The TV ads produced by the Campaign for Houston were even more graphic. One TV spot warned that any man "claiming to be a woman that day" could enter a public bathroom unrestricted and no one would be able to stop them. Behind the bold text, a faceless man first hovers outside a bathroom, then follows a frightened young white girl into a stall. A second ad, which drew directly on the infamous 1988 Willie Horton Bush presidential ad, first showed the mayor of Houston, Annise Parker, declaring sexual assault in bathrooms "just doesn't happen!" and replayed it three times. Then, it turned to Paula Witherspoon, a transgender woman and a convicted sex offender (25 years ago), who was ticketed for disorderly conduct at a Dallas hospital after she "told police that he should be allowed into women's and girls' facilities because he now felt that he was a woman." Another member of the HERO opposition produced a video that featured a communication from a supposed supporter of HERO, who could not wait "for HERO to pass so he can dress up like a woman and follow you around and rape you in bathrooms."
This imaginary threat by transgender menace has produced real and troubling violence. This is why the linguistic parallels are so important. In 2015, almost 25 transgender Americans, nearly all of them black and brown, have been murdered, and in most of the crimes, the perpetrator has not been found. One hundred years ago, African-American organizations would have called these lynchings. By linking the black menace to a transgender menace, and a black contamination to a transgender contamination, the people most vulnerable to sexual assault and murder were the ones most often accused of potential future violence.

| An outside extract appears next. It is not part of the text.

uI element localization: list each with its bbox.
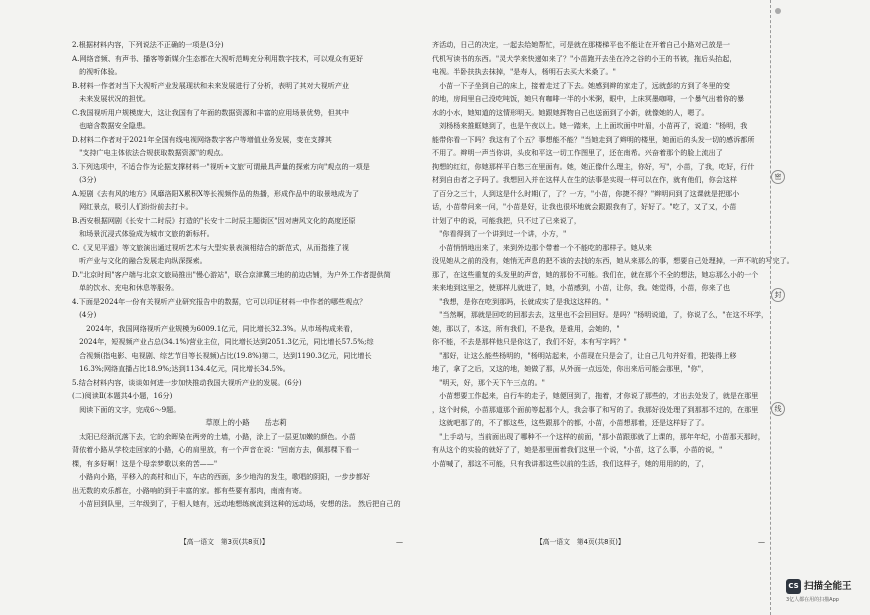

The statistics show that transgender Americans are victimized by hate crimes at a greater rate than nearly every other population in the United States. Unfortunately, statistics alone cannot undo the visceral fear of sexual predation. Instead, changing minds involves showing the humanity of transgender Americans. They are our brothers and sisters, and their rights as Americans must be protected. The Campaign for Houston spent nearly $2 million convincing Houston voters that transgender Americans are immoral, uncivilized, unsafe, and unclean. The Jim Crow Museum of Racist Memorabilia asks us to consider the warning of Thomas Nelson Page, who wrote in 1901 that African-Americans were "lazy, thriftless, intemperate, insolent, dishonest, and without the most rudimentary elements of morality." While guaranteeing civil rights is still a work in progress, the first order of business, in Houston and elsewhere, is reaffirming the humanity of transgender Americans, gay and lesbian Americans, and the 13 other categories of people protected by HERO.
NIKKI BROWN is associate professor of history at the University of New Orleans and a fellow and visiting professor at the James Weldon Johnson Insitute for the Study of Race and Difference at Atlanta's Emory University.